Opinionated by design.
Evidence by default.
Most training apps give you too much rope. Hundreds of optional fields, seven ways to log the same set, and still no clear answer to the one question that matters. Lambda is different by design — every field in the app exists because it contributes to answering is this working?
The result: logging that’s fast enough to actually do, data that’s clean enough to actually read, and conclusions you can stand behind.
Track what matters, nothing else
Sets, reps, weight, bodyweight, sleep, pre-session readiness, session feel. Each field has a specific job. Together they build a picture of your training that can actually be read.
Patterns across sessions, not noise across sets
A single session is anecdote. Lambda organises your logs into trends — volume over time, performance relative to readiness, exercise consistency — and surfaces what actually means something.

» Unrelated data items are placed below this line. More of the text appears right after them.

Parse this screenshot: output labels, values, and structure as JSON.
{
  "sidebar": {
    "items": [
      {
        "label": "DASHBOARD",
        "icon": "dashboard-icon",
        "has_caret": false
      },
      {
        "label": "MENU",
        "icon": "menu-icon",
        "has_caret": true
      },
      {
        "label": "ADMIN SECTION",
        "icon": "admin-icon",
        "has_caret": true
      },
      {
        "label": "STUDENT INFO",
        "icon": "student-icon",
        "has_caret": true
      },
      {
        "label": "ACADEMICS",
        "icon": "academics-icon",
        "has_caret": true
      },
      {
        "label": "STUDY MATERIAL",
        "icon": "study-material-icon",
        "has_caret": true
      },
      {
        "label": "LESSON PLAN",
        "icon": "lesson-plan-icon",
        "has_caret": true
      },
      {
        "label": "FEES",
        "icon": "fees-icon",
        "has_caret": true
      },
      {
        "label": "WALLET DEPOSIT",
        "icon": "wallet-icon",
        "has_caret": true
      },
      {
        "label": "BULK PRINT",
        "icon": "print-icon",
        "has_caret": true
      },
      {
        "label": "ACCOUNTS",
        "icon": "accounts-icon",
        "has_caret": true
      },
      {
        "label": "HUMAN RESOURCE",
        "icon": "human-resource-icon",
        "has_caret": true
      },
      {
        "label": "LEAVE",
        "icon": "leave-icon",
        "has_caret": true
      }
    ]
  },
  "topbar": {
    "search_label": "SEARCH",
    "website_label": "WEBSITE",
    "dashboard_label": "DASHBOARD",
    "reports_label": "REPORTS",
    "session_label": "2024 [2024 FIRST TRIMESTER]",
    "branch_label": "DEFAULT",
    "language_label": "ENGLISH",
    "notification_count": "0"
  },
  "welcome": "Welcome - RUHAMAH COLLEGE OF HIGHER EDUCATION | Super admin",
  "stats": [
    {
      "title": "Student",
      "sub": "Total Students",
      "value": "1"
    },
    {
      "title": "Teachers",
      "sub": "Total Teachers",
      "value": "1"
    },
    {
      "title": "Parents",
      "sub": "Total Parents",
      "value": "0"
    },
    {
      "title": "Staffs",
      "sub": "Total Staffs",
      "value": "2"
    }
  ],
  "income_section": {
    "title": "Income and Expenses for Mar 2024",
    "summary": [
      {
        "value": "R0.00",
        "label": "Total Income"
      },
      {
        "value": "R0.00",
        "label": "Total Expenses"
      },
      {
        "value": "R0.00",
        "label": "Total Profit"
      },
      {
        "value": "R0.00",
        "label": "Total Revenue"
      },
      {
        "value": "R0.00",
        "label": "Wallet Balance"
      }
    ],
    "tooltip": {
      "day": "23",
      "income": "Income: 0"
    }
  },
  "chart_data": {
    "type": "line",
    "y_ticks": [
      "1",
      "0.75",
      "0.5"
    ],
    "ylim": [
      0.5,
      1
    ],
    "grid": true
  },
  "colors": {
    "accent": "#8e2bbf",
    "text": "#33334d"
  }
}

Three possible conclusions
Worked. Failed. Needs more time. Lambda narrows the question using your own data. You make the call. The evidence is yours; the decision is yours.
Every field
earns its place.
Lambda doesn’t give you optional fields to fill in or skip. It gives you exactly what’s needed to answer the question — grouped by what they measure and why they matter.
Session data
Sets, reps, and weight — the volume and load core. Lambda also tracks half-reps and reps from supersets within the same set structure, so your data accurately reflects what you actually did without forcing artificial splits.
Readiness data
Bodyweight, sleep quality, whether you’ve eaten and hydrated. These aren’t nice-to-haves — they’re the context that explains why a session went the way it did. If these are consistently off, that pattern matters too.
Session feel
Subjective signal alongside the numbers. When how it felt agrees with what the numbers say, that’s confirming. When they disagree — sessions that felt awful but the numbers held up, or easy but the numbers dropped — that’s more interesting.
What Lambda
actually surfaces.
Two examples of what the framework finds when you give it real training data. The findings aren’t always what you’d expect.
The structured “winger”
You’ve been training without a written plan — going by feel, doing what seems right. Six weeks of logs later, Lambda shows you’ve been hitting the same movement patterns every session, adding load progressively, with stable session-feel scores throughout. You weren’t winging it. You were training structurally and it’s been working. Lambda’s conclusion: confirmed. Keep the direction.
The program that isn’t
Twelve weeks in, progress has stalled and you’re not sure why. Lambda shows your primary lower body compound has changed four times — squat to hack squat to leg press to Bulgarian split squat. Each swap reset the adaptation window. No single movement has accumulated enough consistent data to show whether it’s working or failing. Lambda’s conclusion: insufficient data. The problem isn’t training intensity. It’s exercise consistency.
Design, track,
analyse, decide.
Four phases that repeat — each one informed by more signal than the last.
Set your intent
Decide what you’re training for — a strength block, a hypertrophy phase, a competition cycle. Lambda structures your plan around that intent. Not a preset handed to you; a framework for the choices you make.
Log with purpose
Each session gets the full picture: load, volume, readiness, feel. Consistent logging is what turns individual sessions into readable data. Lambda keeps it fast so it actually happens.
Read the pattern, not the session
One bad session is noise. Six weeks of data is signal. Lambda brings your numbers and context together so you can see what’s actually happening — not what it felt like on any given day.
Worked. Failed. Needs more time.
Lambda narrows the question using your data. You make the call — change the load, commit to an exercise, extend the block, pull back. The framework informs the decision. It never makes it for you.